In the ancient world, Livia’s house was known as the Villa ad Gallinas Albas (House of the White Hens), a curious name that preserves the memory of a prodigious event that occurred to Livia, a descendant of a wealthy and well-known family of republican Rome, while she was visiting her estates. As related by Pliny the Elder in his Historia Naturalis, an eagle dropped into her lap a pure white chicken carrying a laurel branch in its beak. Soothsayers pronounced that she should always keep a flock of white hens at the villa and plant a laurel grove around the villa, which she did. The laurels were then used to make triumphal wreaths.
From the end of the Empire, the complex was abandoned and inevitably became the object of spoliation and looting. The villa became famous in the second half of the 19th century: during a successful campaign of excavations, at the time still lacking a scientific method of investigation and more aimed at the recovery of objects, diggers unearthed a marble statue of Augustus (the celebrated Augustus of Prima Porta now in the Vatican Museums), and then a semi-underground room with elegantly frescoed walls, probably to be interpreted as a summer triclinium. The paintings, showing a garden in full bloom, dripping with fruit and filled with birds, were detached in 1951 to preserve them and are now on view in Rome’s Palazzo Massimo alle Terme.

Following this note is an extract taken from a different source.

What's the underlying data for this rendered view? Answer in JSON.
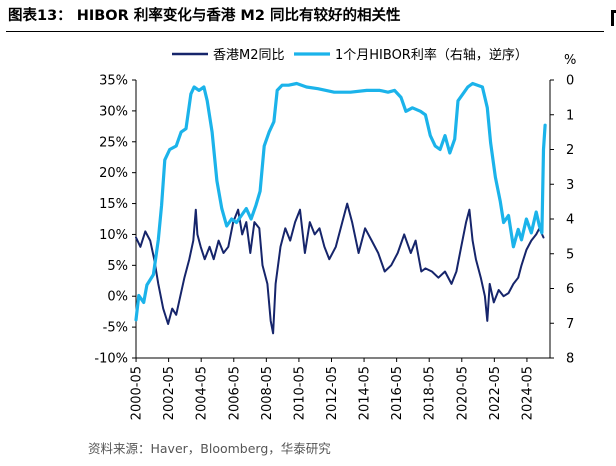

Much of the ancient structures have since come to light, and today it is possible to visit the private rooms of Livia and the emperor, with an atrium and a small inner garden, and the large rooms of the reception area, overlooking a peristyle and decorated with mosaic or polychrome marble floors and frescoed walls. A large bath complex occupies the northern sector of the villa, and here archaeological investigations have revealed several phases after that of the Julio-Claudian period: two piscinæ calidæ and a natatio date from the early Flavian period, while in the Severan period a radical renovation of the facility was carried out.

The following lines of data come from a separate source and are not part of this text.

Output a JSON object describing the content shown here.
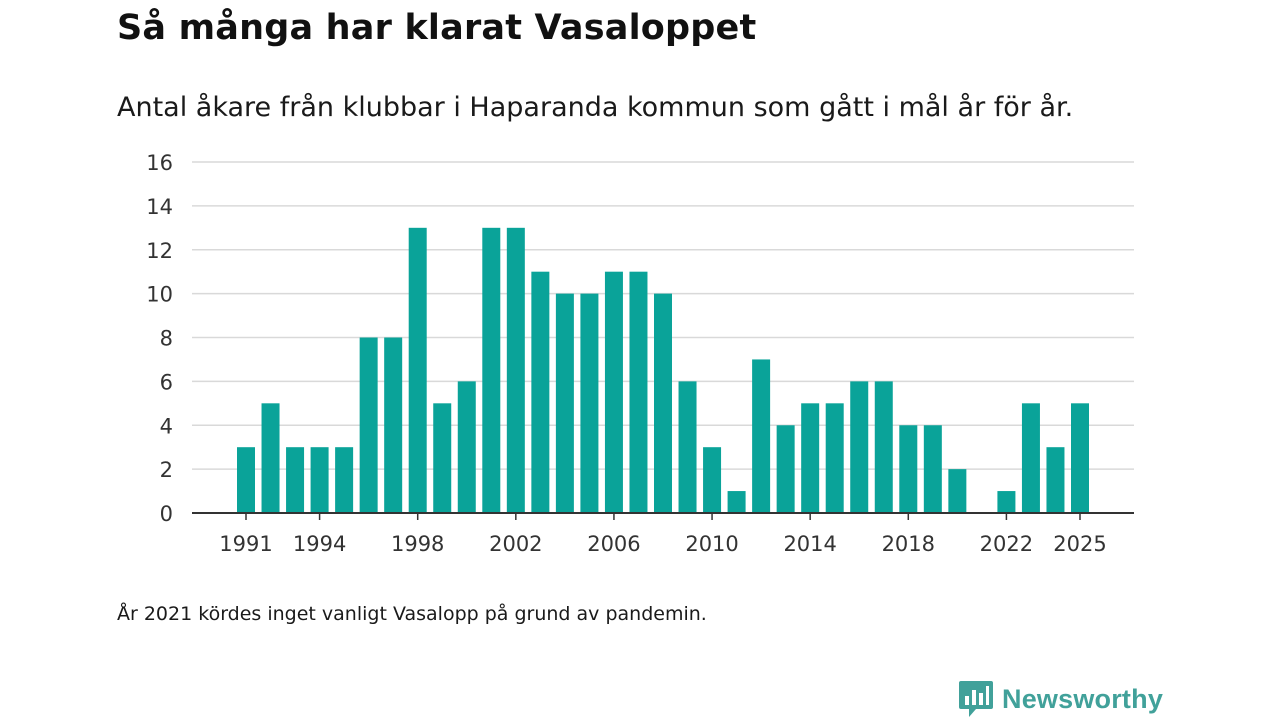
{
  "header": {
    "title": "Så många har klarat Vasaloppet",
    "subtitle": "Antal åkare från klubbar i Haparanda kommun som gått i mål år för år."
  },
  "footer": {
    "note": "År 2021 kördes inget vanligt Vasalopp på grund av pandemin.",
    "brand": "Newsworthy",
    "brand_icon": "newsworthy-logo-icon"
  },
  "colors": {
    "bar": "#0aa399",
    "grid": "#d9d9d9",
    "axis": "#333333",
    "brand": "#41a19a"
  },
  "chart_data": {
    "type": "bar",
    "title": "Så många har klarat Vasaloppet",
    "subtitle": "Antal åkare från klubbar i Haparanda kommun som gått i mål år för år.",
    "xlabel": "",
    "ylabel": "",
    "ylim": [
      0,
      16
    ],
    "yticks": [
      0,
      2,
      4,
      6,
      8,
      10,
      12,
      14,
      16
    ],
    "xticks": [
      1991,
      1994,
      1998,
      2002,
      2006,
      2010,
      2014,
      2018,
      2022,
      2025
    ],
    "grid": true,
    "categories": [
      1991,
      1992,
      1993,
      1994,
      1995,
      1996,
      1997,
      1998,
      1999,
      2000,
      2001,
      2002,
      2003,
      2004,
      2005,
      2006,
      2007,
      2008,
      2009,
      2010,
      2011,
      2012,
      2013,
      2014,
      2015,
      2016,
      2017,
      2018,
      2019,
      2020,
      2021,
      2022,
      2023,
      2024,
      2025
    ],
    "values": [
      3,
      5,
      3,
      3,
      3,
      8,
      8,
      13,
      5,
      6,
      13,
      13,
      11,
      10,
      10,
      11,
      11,
      10,
      6,
      3,
      1,
      7,
      4,
      5,
      5,
      6,
      6,
      4,
      4,
      2,
      0,
      1,
      5,
      3,
      5
    ]
  }
}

A large porticoed terrace with garden, probably the grove of laurel trees recorded in the sources, adorned the eastern side of the residence, and from here one could admire the Tiber. The garden has been recently revitalised with the planting of around 60 three-meter tall laurel trees and the same number of clay olla. Finally, the Antiquarium at the entrance to the archaeological area exhibits the most significant artifacts found at the site.